L’an passé, après son étincelante deuxième place easy à Val Saint-Côme mientras que avait été malade como un chien quelques heures avant de filer sur la pista, il ajouté un podium en China y terminé la temporada con un complete de nuevos tops 8.
Mettre du picante
Mais il aussi terminé 10 fois au-delà de la 10mi lugar.
De là, la famosa frase del entraîneur-chef de l’équipe nationale, Michel Hamelin, cuando «Jules» lui demande ce qui cloche et qu’il souhaite des résultats.
«Tu cielo para 10mi» lui lance el teacher en rappelant un antiguo dossard que el atleta a souvent porté.
«Il me disait qu’il était tanné, donc je lui dis la vérité quand il me demande mon opinion sur une descente, explique Hamelin en pointant sa 28mi posición en palanca de viaje de la presente temporada, en Ruka en Finlandia.
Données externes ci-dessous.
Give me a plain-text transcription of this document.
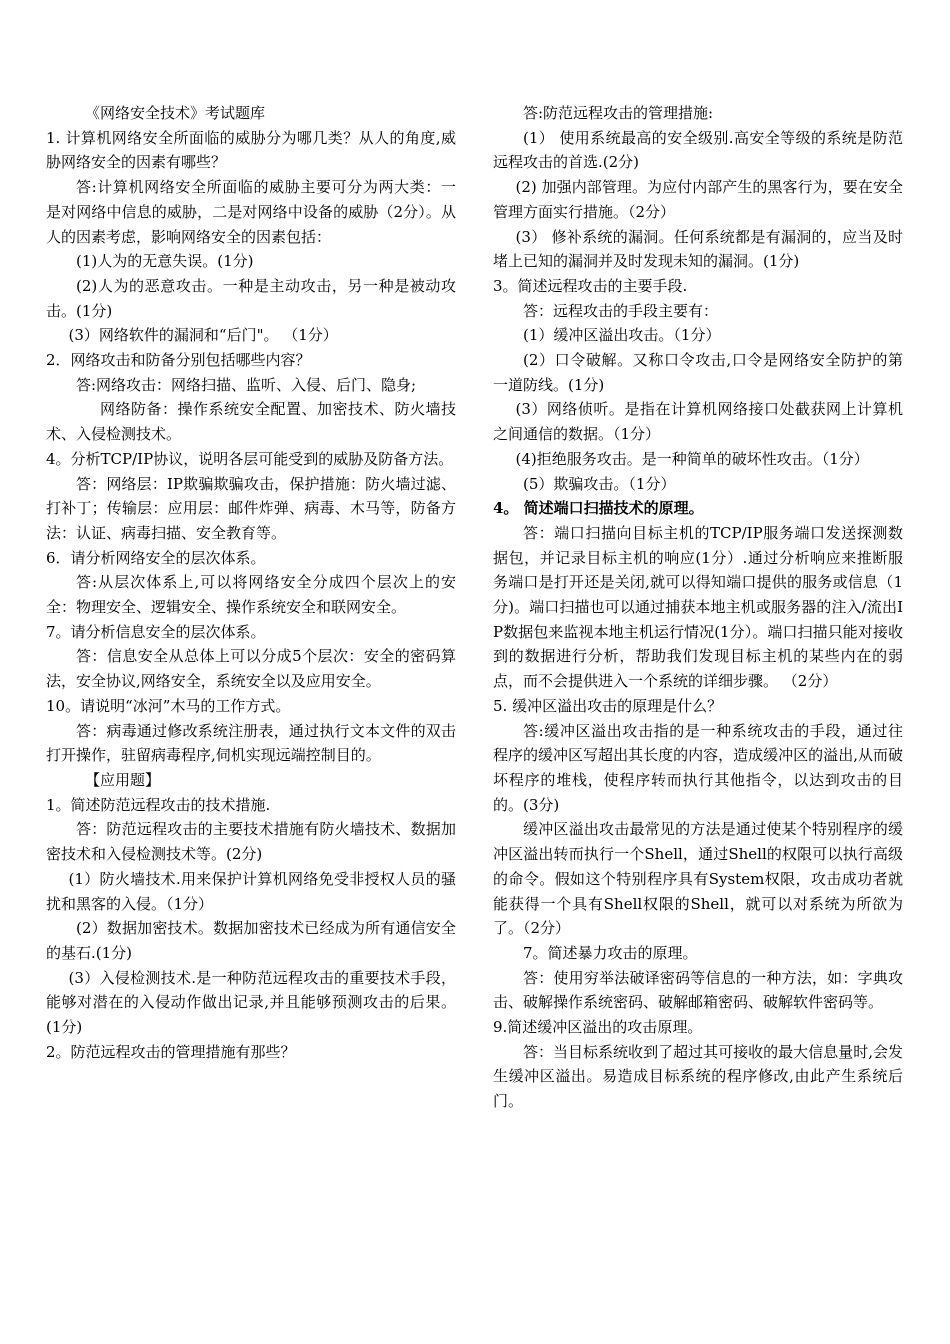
《网络安全技术》考试题库

1. 计算机网络安全所面临的威胁分为哪几类？从人的角度,威胁网络安全的因素有哪些？

答:计算机网络安全所面临的威胁主要可分为两大类：一是对网络中信息的威胁，二是对网络中设备的威胁（2分）。从人的因素考虑，影响网络安全的因素包括：

(1)人为的无意失误。(1分)

(2)人为的恶意攻击。一种是主动攻击，另一种是被动攻击。(1分)

(3）网络软件的漏洞和“后门"。 （1分）

2．网络攻击和防备分别包括哪些内容？

答:网络攻击：网络扫描、监听、入侵、后门、隐身;

网络防备：操作系统安全配置、加密技术、防火墙技术、入侵检测技术。

4。分析TCP/IP协议，说明各层可能受到的威胁及防备方法。

答：网络层：IP欺骗欺骗攻击，保护措施：防火墙过滤、打补丁；传输层：应用层：邮件炸弹、病毒、木马等，防备方法：认证、病毒扫描、安全教育等。

6．请分析网络安全的层次体系。

答:从层次体系上,可以将网络安全分成四个层次上的安全：物理安全、逻辑安全、操作系统安全和联网安全。

7。请分析信息安全的层次体系。

答：信息安全从总体上可以分成5个层次：安全的密码算法，安全协议,网络安全，系统安全以及应用安全。

10。请说明“冰河”木马的工作方式。

答：病毒通过修改系统注册表，通过执行文本文件的双击打开操作，驻留病毒程序,伺机实现远端控制目的。

【应用题】

1。简述防范远程攻击的技术措施.

答：防范远程攻击的主要技术措施有防火墙技术、数据加密技术和入侵检测技术等。(2分)

(1）防火墙技术.用来保护计算机网络免受非授权人员的骚扰和黑客的入侵。（1分）

(2）数据加密技术。数据加密技术已经成为所有通信安全的基石.(1分)

(3）入侵检测技术.是一种防范远程攻击的重要技术手段，能够对潜在的入侵动作做出记录,并且能够预测攻击的后果。(1分)

2。防范远程攻击的管理措施有那些？

答:防范远程攻击的管理措施:

(1） 使用系统最高的安全级别.高安全等级的系统是防范远程攻击的首选.(2分)

(2) 加强内部管理。为应付内部产生的黑客行为，要在安全管理方面实行措施。（2分）

(3） 修补系统的漏洞。任何系统都是有漏洞的，应当及时堵上已知的漏洞并及时发现未知的漏洞。(1分)

3。简述远程攻击的主要手段.

答：远程攻击的手段主要有：

(1）缓冲区溢出攻击。（1分）

(2）口令破解。又称口令攻击,口令是网络安全防护的第一道防线。(1分)

(3）网络侦听。是指在计算机网络接口处截获网上计算机之间通信的数据。（1分）

(4)拒绝服务攻击。是一种简单的破坏性攻击。（1分）

(5）欺骗攻击。（1分）

4。 简述端口扫描技术的原理。

答：端口扫描向目标主机的TCP/IP服务端口发送探测数据包，并记录目标主机的响应(1分）.通过分析响应来推断服务端口是打开还是关闭,就可以得知端口提供的服务或信息（1分)。端口扫描也可以通过捕获本地主机或服务器的注入/流出IP数据包来监视本地主机运行情况(1分）。端口扫描只能对接收到的数据进行分析，帮助我们发现目标主机的某些内在的弱点，而不会提供进入一个系统的详细步骤。 （2分）

5. 缓冲区溢出攻击的原理是什么？

答:缓冲区溢出攻击指的是一种系统攻击的手段，通过往程序的缓冲区写超出其长度的内容，造成缓冲区的溢出,从而破坏程序的堆栈，使程序转而执行其他指令，以达到攻击的目的。(3分)

缓冲区溢出攻击最常见的方法是通过使某个特别程序的缓冲区溢出转而执行一个Shell，通过Shell的权限可以执行高级的命令。假如这个特别程序具有System权限，攻击成功者就能获得一个具有Shell权限的Shell，就可以对系统为所欲为了。（2分）

7。简述暴力攻击的原理。

答：使用穷举法破译密码等信息的一种方法，如：字典攻击、破解操作系统密码、破解邮箱密码、破解软件密码等。

9.简述缓冲区溢出的攻击原理。

答：当目标系统收到了超过其可接收的最大信息量时,会发生缓冲区溢出。易造成目标系统的程序修改,由此产生系统后门。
Il’a pris trop relaxe. Cube que tendrá que terminar en el prime 4, debe esquiar un coche y mettre plus d’épices. Il doit mettre de la magie.»
La boutade a fonctionné. Le lendemain, Viel a terminé sur la troisième marche du podium et quasi poinçonné son billet pour les Jeux olympiques.
En marcha
«Mike una razón. Je vais trop souvent ma p’tite descente pour passer en finale. Et ça ne passe pas, raconte le sympathique et souriant athlète, explicando que la bataille entre ses deux diables n’est pas terminée. Je l’ai vu en Finlandia. Ça m’a fouetté et j’ai mis l’interrupteur en marche pour le lendemain.»
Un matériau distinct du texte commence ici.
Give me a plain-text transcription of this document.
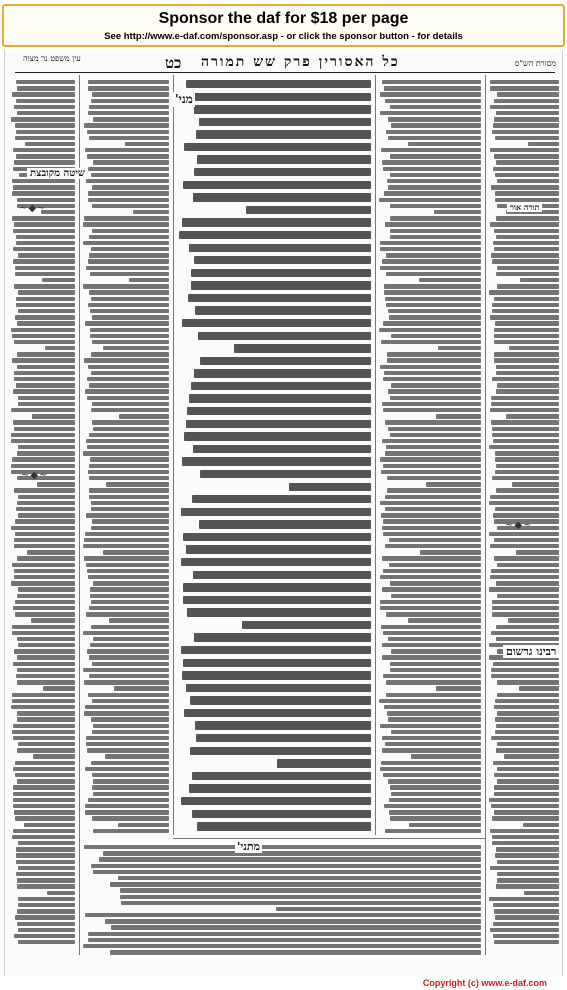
Sponsor the daf for $18 per page
See http://www.e-daf.com/sponsor.asp - or click the sponsor button - for details
כל האסורין פרק שש תמורה
כט	מסורת הש"ס
עין משפט נר מצוה
שיטה מקובצת
תורה אור
רבינו גרשום
מני'
מתני'
~◆~
~◆~
~◆~
Copyright (c) www.e-daf.com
«Il a fait opérer sa magie, ajoute Hamelin, fièrement. Jules se rend toujours en bas. Il est bon. Mais il ne doit pas descendre en se la coulant à la douce.»
Distensión
Et ça, ce n’est pas toujours évident pour le skieur dans la vingtaine.
«Il faut que je me fasse confiance et que je me laisse aller. Je vois que cuando me retiens, surtout en qualifs, c’est là que je fais des erreurs et que la descente est moins bonne. Si je me laisse aller, c’est là où ça va bien et que c’est beau à voir. »
Dans son cas, inutile d’écouter une toune du groupe rock et métal Rabia contra la máquina au sommet de la pista. Solo debe desconectarse y tenderse.
«Todo lo demás. C’est difficile à faire. Mais c’est à ce second que la mécanique et que l’exécution suivent.»
Esta es la receta para esquiador parmi la crema de la élite mundial en todas las escalas del circuito de la Copa del Mundo.